Homopolymer error rates

Homopolymer regions are defined as consecutive sequences of the same base of length 5 or longer. Error rates on homopolymer regions are calculated by counting the number of homopolymers with errors (one or more mismatches, insertions, or deletions) and dividing it by the number of homopolymer bases.

PhredQ scoring

PhredQ scores are calculated using the fast_ctc_decode library from ONT. Average quality scores are calculated for all the correct and incorrect bases for each read. Differences between mean scores between correct and incorrect bases are reported. AUCs are calculated by sorting the basecalled reads according to their mean Phred quality score and calculating the average match rate for cumulative fraction of reads in steps of 50.

Error profiles

Error profiles are calculated for all 3-mers by counting the number of events (mismatches for each base, insertions and deletions) in the context of the two neighboring bases of the event itself according to the basecalls. Rates for each event are calculated by dividing each event count by the total number of 3-mer occurrences in the read. Error profiles are also calculated for each base, independently of their context. Randomness of error is defined as the Jensen-Shannon divergence between each 3-mer error profile and their corresponding base error profile.

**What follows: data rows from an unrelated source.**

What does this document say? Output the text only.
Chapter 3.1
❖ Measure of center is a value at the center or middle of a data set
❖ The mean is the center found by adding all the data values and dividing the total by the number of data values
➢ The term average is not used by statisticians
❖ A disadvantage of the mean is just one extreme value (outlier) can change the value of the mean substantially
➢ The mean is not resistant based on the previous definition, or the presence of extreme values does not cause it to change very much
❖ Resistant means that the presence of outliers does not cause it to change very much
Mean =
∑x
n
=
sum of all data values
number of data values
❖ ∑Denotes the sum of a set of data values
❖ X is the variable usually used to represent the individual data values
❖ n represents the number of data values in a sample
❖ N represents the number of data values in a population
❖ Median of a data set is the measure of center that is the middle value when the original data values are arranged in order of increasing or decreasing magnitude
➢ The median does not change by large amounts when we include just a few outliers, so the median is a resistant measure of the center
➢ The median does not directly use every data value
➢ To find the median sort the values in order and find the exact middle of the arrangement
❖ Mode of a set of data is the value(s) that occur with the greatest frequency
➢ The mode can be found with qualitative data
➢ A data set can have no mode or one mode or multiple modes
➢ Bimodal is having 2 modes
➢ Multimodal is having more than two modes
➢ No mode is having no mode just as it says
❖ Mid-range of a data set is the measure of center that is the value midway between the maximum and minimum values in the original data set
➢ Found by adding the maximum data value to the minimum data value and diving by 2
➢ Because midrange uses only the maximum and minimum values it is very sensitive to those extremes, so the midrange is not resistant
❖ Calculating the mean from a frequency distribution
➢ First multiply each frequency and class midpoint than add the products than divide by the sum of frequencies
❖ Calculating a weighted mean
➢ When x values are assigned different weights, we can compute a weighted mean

Software and hardware requirements

Packages and their versions used for training and evaluation can be found on (Additional file 1: Table S6). All analysis were run on Python 3.7.8 and CUDA version 10.2. We used the following hardware requirements: 32 CPU cores and 64Gb of RAM (data processing and model performance evaluation); it is possible to reduce these requirements at the expense of longer compute time; 4 CPU cores, 128Gb of RAM, and 1 NVIDIA RTX6000 GPU (model training basecalling).